No mais, estavam madurões quando veio o chá-chá-chá, a revolução sexual e a pílula. Na casa do Seminário, decerto se sabia mais da morte de Kennedy em Dallas do que do suicídio de Bakun no Juvevê. Ouvia-se por lá Geraldo Vandré, com aquele vozeirão de padre de procissão. Mas não se discutia se o melhor era o Fino da Bossa ou a Jovem Guarda, "Sabiá" ou "Caminhando e Cantando". Pedro e Dante, vai ver, brincavam de trava-língua no quintal: "Você sabia que o sabiá sabia assobiar?"
Naquelas bandas, a ditadura militar foi vista da porta da cozinha, assim como os embalos de sábado à noite e todas as febres das décadas que vieram. Faça as contas: no dia em que Tancredo Neves morreu, em 1985, os dois tinham quase a idade do falecido e como qualquer um, devem ter achado estranhíssima a versão da Fafá de Belém para o Hino Nacional. Pedro e Ondina são como eu e você. Ou quase. Na virada do milênio, passavam dos 80. E o vento não os tinha levado.
"Foi assim"
Ondina ficou órfã de pai ainda menina e teve de trabalhar fora, o que a obrigava a cruzar todos os dias a Praça Tiradentes. Era ali que Pedro funcionário da Loja Goudart a via passar, tendo a catedral como paisagem. "Eu a achava engraçadinha". Um dia, criou coragem e a seguiu escadaria do emprego acima. Levou um sabão. "Conversar aqui, na escada? Não, senhor. Vamos na esquina." E foi numa esquina talvez a da Monsenhor Celso, talvez a da Marechal, onde tudo começou. "Não foi difícil", ele é quem diz.

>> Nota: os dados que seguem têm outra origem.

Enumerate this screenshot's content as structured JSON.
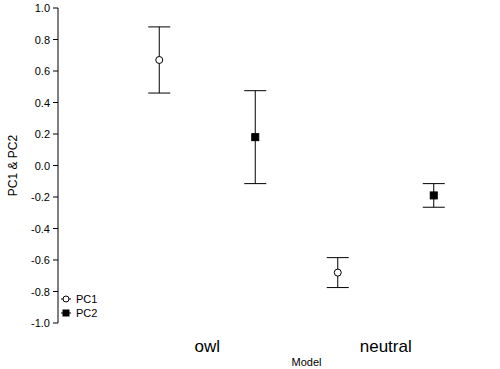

No ano de namoro, Pedro ficava na rua, de frente para a janela da casa dela, na Rua 24 de Maio. Ondina no parapeito, horas contadas. Casaram-se numa cerimônia simples, na Gruta Nossa Senhora de Lourdes do Bom Jesus. Era julho, fazia frio. As núpcias seriam na Ilha do Mel, mas como choveu muito, contentaram-se com Paranaguá.

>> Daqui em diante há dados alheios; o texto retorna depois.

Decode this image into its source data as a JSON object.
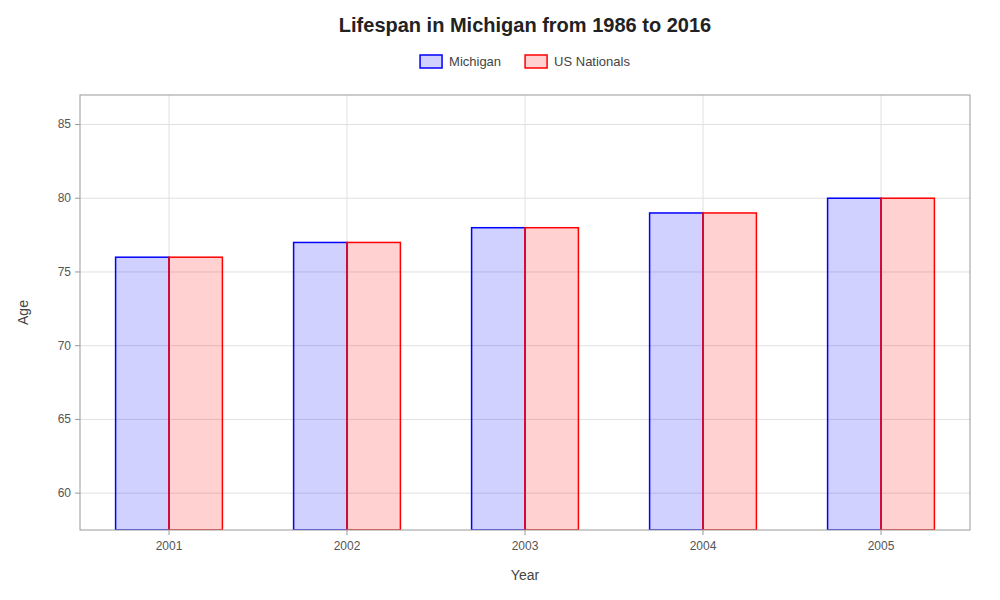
{
  "chart_data": {
    "type": "bar",
    "title": "Lifespan in Michigan from 1986 to 2016",
    "x_label": "Year",
    "y_label": "Age",
    "categories": [
      "2001",
      "2002",
      "2003",
      "2004",
      "2005"
    ],
    "series": [
      {
        "name": "Michigan",
        "color": "#0000ff",
        "values": [
          76,
          77,
          78,
          79,
          80
        ]
      },
      {
        "name": "US Nationals",
        "color": "#ff0000",
        "values": [
          76,
          77,
          78,
          79,
          80
        ]
      }
    ],
    "ylim": [
      57.5,
      87
    ],
    "yticks": [
      60,
      65,
      70,
      75,
      80,
      85
    ],
    "grid": true,
    "legend": "top"
  }
}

Ondina ajudou Pedro na fábrica de talco. Pedro passou sete décadas degustando o macarrão feito pela esposa. Hoje, ela sabe de cor o número de telefones dos médicos. Ele adora passar temporadas em Guaratuba e agora diz que gosta de dançar. Às vezes, ficam parados, um olhando para o outro, sem nada para dizer. Nessas horas, Ondina, 93 anos, liga a televisão. "Ainda bem que a TV fala." Pedro, 95 anos, ri. Ela é cheia de graça. The end.